YTest = predict(net,XTest)%,SequencePaddingDirection="left");
%%To evaluate the accuracy, for each test sequence, calculate the root mean squared error (RMSE) between the predictions and the target.
for i = 1:size(YTest,1)
rmse(i) = sqrt(mean((YTest{i} - TTest{i}).^2,"all"));
end
figure
histogram(rmse)
xlabel("RMSE")
ylabel("Frequency")
mean(rmse)
%%Forecast Future Time Steps
idx = 2;
X = XTest{idx};
T = TTest{idx};
figure
%stackedplot(X',DisplayLabels="Channel " + (1:numChannels))
stackedplot(X')
xlabel("Time Step")
title("Test Observation " + idx)
%%Open Loop Forecasting
net = resetState(net);
offset = 1;
[net,~] = predictAndUpdateState(net,X(:,1:offset));
%%To forecast further predictions, loop over time steps and update the network state using the predictAndUpdateState function
numTimeSteps = size(X,2); % why numTimesteps set here 2? My dataset is of monthly duration?????
numPredictionTimeSteps = numTimeSteps - offset;
Y = zeros(numChannels,numPredictionTimeSteps);
for t = 1:numPredictionTimeSteps
Xt = X(:,offset+t);
[net,Y(:,t)] = predictAndUpdateState(net,Xt);
end
%%Compare the predictions with the target values.
figure
%t = tiledlayout(numChannels,1); % tiledlayout in 2019b use subplot
t = subplot(numChannels,1,1);
title(t,"Open Loop Forecasting")
for i = 1:numChannels
plot(T(i,:))
hold on
plot(offset:numTimeSteps,[T(i,offset) Y(i,:)],'--')
ylabel("Channel " + i)
end
xlabel("Time Step")
legend(["Input" "Forecasted"])
Problems in the above code:
(1) I want to predict my first three columns which depends on 41 rest of colums? I want to predicted them one by one actual vs predicted in plots. I not sure whether the above code is doing the same or not??
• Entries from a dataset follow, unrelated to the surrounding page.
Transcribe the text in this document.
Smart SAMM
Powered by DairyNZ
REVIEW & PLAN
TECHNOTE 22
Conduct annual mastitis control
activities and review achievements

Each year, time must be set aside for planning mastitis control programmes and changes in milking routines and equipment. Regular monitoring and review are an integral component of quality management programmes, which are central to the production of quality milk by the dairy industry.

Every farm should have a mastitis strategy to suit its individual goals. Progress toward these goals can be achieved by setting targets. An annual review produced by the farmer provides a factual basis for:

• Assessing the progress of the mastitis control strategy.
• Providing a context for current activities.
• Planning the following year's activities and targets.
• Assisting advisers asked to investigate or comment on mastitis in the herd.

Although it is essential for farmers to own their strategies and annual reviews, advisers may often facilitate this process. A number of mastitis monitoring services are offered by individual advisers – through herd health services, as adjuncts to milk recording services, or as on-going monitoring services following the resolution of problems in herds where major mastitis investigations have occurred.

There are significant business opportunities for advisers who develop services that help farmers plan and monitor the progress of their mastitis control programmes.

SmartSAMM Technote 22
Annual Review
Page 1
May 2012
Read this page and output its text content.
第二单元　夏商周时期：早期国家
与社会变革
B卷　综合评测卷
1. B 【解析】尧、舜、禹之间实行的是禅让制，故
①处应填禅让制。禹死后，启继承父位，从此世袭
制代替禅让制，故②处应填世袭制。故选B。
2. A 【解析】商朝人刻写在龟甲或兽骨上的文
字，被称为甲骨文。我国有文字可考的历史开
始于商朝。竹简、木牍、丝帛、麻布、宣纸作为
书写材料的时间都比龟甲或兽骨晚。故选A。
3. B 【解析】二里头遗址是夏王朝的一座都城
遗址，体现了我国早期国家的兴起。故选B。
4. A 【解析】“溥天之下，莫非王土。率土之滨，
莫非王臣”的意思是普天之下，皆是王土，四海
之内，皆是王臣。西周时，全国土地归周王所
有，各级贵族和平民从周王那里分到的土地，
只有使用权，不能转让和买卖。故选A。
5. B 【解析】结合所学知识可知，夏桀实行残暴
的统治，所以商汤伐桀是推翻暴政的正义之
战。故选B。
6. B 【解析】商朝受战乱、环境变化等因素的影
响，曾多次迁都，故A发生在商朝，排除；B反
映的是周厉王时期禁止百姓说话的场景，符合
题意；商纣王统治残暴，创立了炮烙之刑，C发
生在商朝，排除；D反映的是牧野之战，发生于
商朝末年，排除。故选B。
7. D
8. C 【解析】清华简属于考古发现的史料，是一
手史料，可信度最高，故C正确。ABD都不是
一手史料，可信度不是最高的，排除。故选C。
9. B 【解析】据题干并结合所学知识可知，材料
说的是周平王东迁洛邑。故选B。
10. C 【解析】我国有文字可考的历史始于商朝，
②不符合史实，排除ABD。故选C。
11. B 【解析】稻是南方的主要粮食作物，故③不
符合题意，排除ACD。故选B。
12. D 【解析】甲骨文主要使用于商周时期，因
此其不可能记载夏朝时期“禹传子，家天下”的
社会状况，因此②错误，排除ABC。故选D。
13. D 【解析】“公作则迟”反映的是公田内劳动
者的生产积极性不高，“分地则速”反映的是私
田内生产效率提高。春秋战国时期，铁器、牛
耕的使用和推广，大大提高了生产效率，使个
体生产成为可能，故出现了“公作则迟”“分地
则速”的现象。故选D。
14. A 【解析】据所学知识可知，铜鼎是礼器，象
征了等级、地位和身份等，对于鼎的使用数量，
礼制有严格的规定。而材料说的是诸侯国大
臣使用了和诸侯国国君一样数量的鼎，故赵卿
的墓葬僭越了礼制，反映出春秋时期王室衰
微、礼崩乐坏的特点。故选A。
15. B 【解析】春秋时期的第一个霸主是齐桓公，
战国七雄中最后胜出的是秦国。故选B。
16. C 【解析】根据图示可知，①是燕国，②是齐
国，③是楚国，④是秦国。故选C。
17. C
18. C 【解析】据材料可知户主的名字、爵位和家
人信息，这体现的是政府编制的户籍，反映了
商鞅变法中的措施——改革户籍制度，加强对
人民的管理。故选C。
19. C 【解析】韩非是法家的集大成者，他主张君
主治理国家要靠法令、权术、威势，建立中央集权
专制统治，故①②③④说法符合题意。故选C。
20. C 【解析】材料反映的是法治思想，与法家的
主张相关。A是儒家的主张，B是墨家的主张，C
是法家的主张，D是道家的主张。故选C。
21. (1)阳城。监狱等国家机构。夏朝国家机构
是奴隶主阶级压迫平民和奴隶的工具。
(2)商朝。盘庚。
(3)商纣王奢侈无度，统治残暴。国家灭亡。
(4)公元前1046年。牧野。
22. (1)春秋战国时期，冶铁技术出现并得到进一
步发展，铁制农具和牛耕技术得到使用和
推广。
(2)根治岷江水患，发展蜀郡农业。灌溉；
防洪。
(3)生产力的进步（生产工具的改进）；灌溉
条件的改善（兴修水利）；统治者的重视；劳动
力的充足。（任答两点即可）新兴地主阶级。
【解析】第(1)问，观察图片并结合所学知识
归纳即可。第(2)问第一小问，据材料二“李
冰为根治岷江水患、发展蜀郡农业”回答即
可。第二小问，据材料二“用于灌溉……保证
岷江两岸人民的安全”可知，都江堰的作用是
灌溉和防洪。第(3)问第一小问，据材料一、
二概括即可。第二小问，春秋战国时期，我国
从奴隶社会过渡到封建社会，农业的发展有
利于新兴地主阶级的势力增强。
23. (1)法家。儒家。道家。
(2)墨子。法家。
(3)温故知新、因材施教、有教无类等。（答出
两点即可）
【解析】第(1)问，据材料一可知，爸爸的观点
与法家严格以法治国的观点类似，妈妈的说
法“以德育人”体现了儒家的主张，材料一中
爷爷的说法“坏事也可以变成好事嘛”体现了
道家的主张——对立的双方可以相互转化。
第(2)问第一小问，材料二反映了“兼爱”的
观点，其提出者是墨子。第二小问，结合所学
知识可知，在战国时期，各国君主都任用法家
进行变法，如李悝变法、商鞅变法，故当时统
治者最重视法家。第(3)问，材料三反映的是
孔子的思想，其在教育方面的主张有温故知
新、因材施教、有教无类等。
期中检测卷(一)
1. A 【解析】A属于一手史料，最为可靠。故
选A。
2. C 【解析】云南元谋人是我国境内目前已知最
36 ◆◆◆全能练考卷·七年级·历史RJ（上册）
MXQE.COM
(2) Just after the training in above code, why this mean, stdv has been caculate for all training data and testing data? Training and testing dataset consist on my 41 independent variables. Each variable has different sense that why mean or stdv looking not sense to this code? Is mean and stdv for single variable will be suitable in ANN? (according to understanding)?
(3) This is my step by step working: I want to make 90% training and 10% testing, then want to train the ANN. Then validate and select best neural network. Then want to predict 2 last values of first 3 columns in data.csv file from optimum ANN?
(4) At the end, I want to make sure from experts over this plate form which verify my code whether its doing the following tasks correctly or not ??
(5) Is after training the dataset for 45 variables, I can predict 1 variables out of 3? then variable no 2 and 3 ? Is the results get from the train model will be reliable for predicting individual variable? It's much confusing to me? Please clerify ? Please
I'll be very thankful to experts for timely response?